Pocas veces tenemos en cuenta que una forma de autorrealización muy poderosa es hacer cosas por los demás sin esperar nada a cambio, a este hecho le podemos sumar el concepto felidaridad, el cual claramente une felicidad con solidaridad.
Cuando damos o ayudamos en algo de forma desinteresada definitivamente nos sentimos más felices. Gretchen Rubin, autora del best-seller The Happiness Project, vincula el voluntariado con la felicidad diciendo que “la felicidad le da a la gente la estabilidad emocional para mirar a su alrededor y ser solidario”.
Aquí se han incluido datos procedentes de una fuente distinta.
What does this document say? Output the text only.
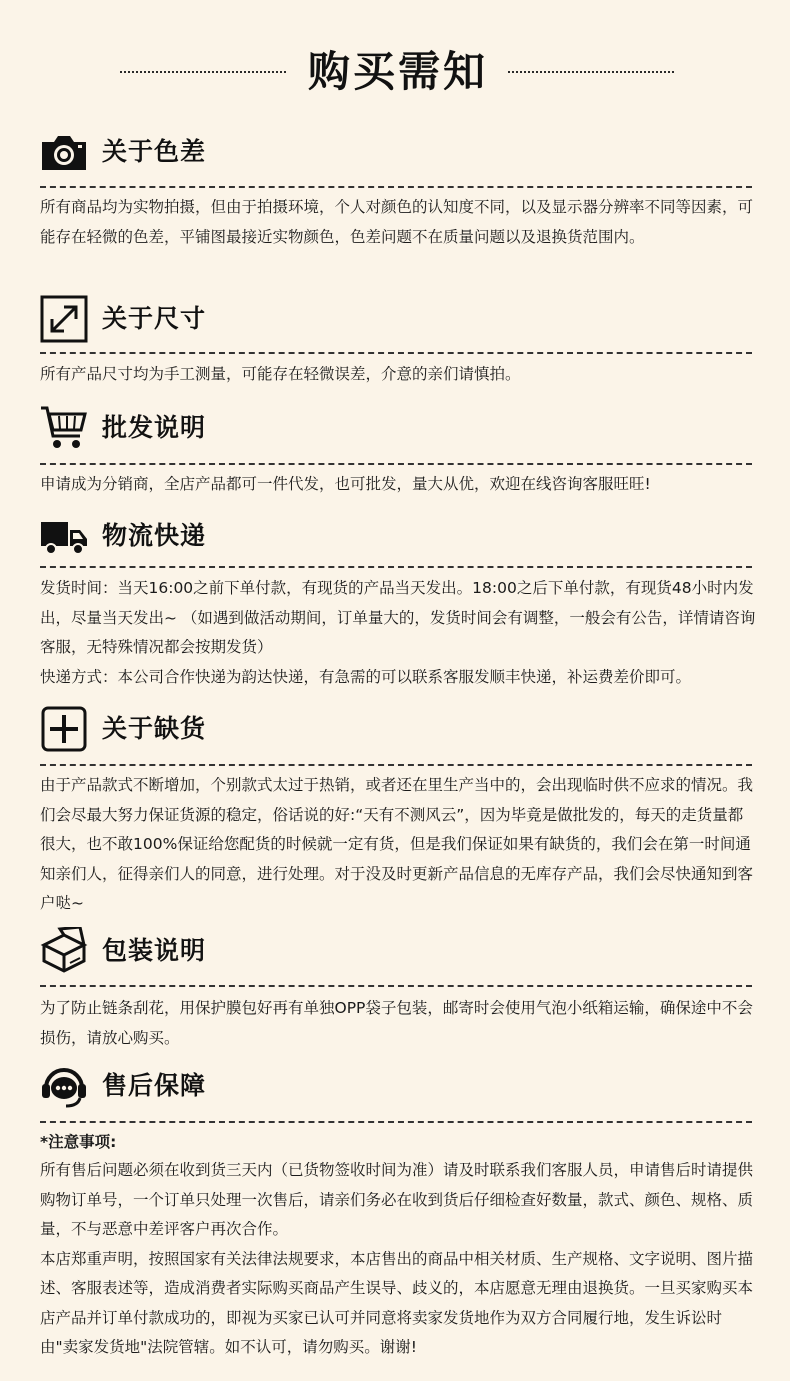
购买需知
关于色差
所有商品均为实物拍摄，但由于拍摄环境，个人对颜色的认知度不同，以及显示器分辨率不同等因素，可能存在轻微的色差，平铺图最接近实物颜色，色差问题不在质量问题以及退换货范围内。
关于尺寸
所有产品尺寸均为手工测量，可能存在轻微误差，介意的亲们请慎拍。
批发说明
申请成为分销商，全店产品都可一件代发，也可批发，量大从优，欢迎在线咨询客服旺旺!
物流快递
发货时间：当天16:00之前下单付款，有现货的产品当天发出。18:00之后下单付款，有现货48小时内发出，尽量当天发出~ （如遇到做活动期间，订单量大的，发货时间会有调整，一般会有公告，详情请咨询客服，无特殊情况都会按期发货）
快递方式：本公司合作快递为韵达快递，有急需的可以联系客服发顺丰快递，补运费差价即可。
关于缺货
由于产品款式不断增加，个别款式太过于热销，或者还在里生产当中的，会出现临时供不应求的情况。我们会尽最大努力保证货源的稳定，俗话说的好:“天有不测风云”，因为毕竟是做批发的，每天的走货量都很大，也不敢100%保证给您配货的时候就一定有货，但是我们保证如果有缺货的，我们会在第一时间通知亲们人，征得亲们人的同意，进行处理。对于没及时更新产品信息的无库存产品，我们会尽快通知到客户哒~
包装说明
为了防止链条刮花，用保护膜包好再有单独OPP袋子包装，邮寄时会使用气泡小纸箱运输，确保途中不会损伤，请放心购买。
售后保障
*注意事项:
所有售后问题必须在收到货三天内（已货物签收时间为准）请及时联系我们客服人员，申请售后时请提供购物订单号，一个订单只处理一次售后，请亲们务必在收到货后仔细检查好数量，款式、颜色、规格、质量，不与恶意中差评客户再次合作。
本店郑重声明，按照国家有关法律法规要求，本店售出的商品中相关材质、生产规格、文字说明、图片描述、客服表述等，造成消费者实际购买商品产生误导、歧义的，本店愿意无理由退换货。一旦买家购买本店产品并订单付款成功的，即视为买家已认可并同意将卖家发货地作为双方合同履行地，发生诉讼时由"卖家发货地"法院管辖。如不认可，请勿购买。谢谢!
Aunque muchas veces miramos a nuestro alrededor y observamos un mundo egoísta, créanme que sobran los motivos para ser solidarios. Podemos sentirnos muy felices y contentos, cuando se nos ha dado la oportunidad de ayudar a alguien en sus necesidades, de cualquier tipo, bien sea con dinero, comida, ropa, medicinas o simplemente compañía. Se siente una especial satisfacción al ser útiles a los demás.
Hay más felicidad al dar que al recibir, ¿Estás de acuerdo? ¿Por qué si? ¿Por qué no? Comenta y ten en cuenta que Dios valora mucho lo que hacemos por los demás.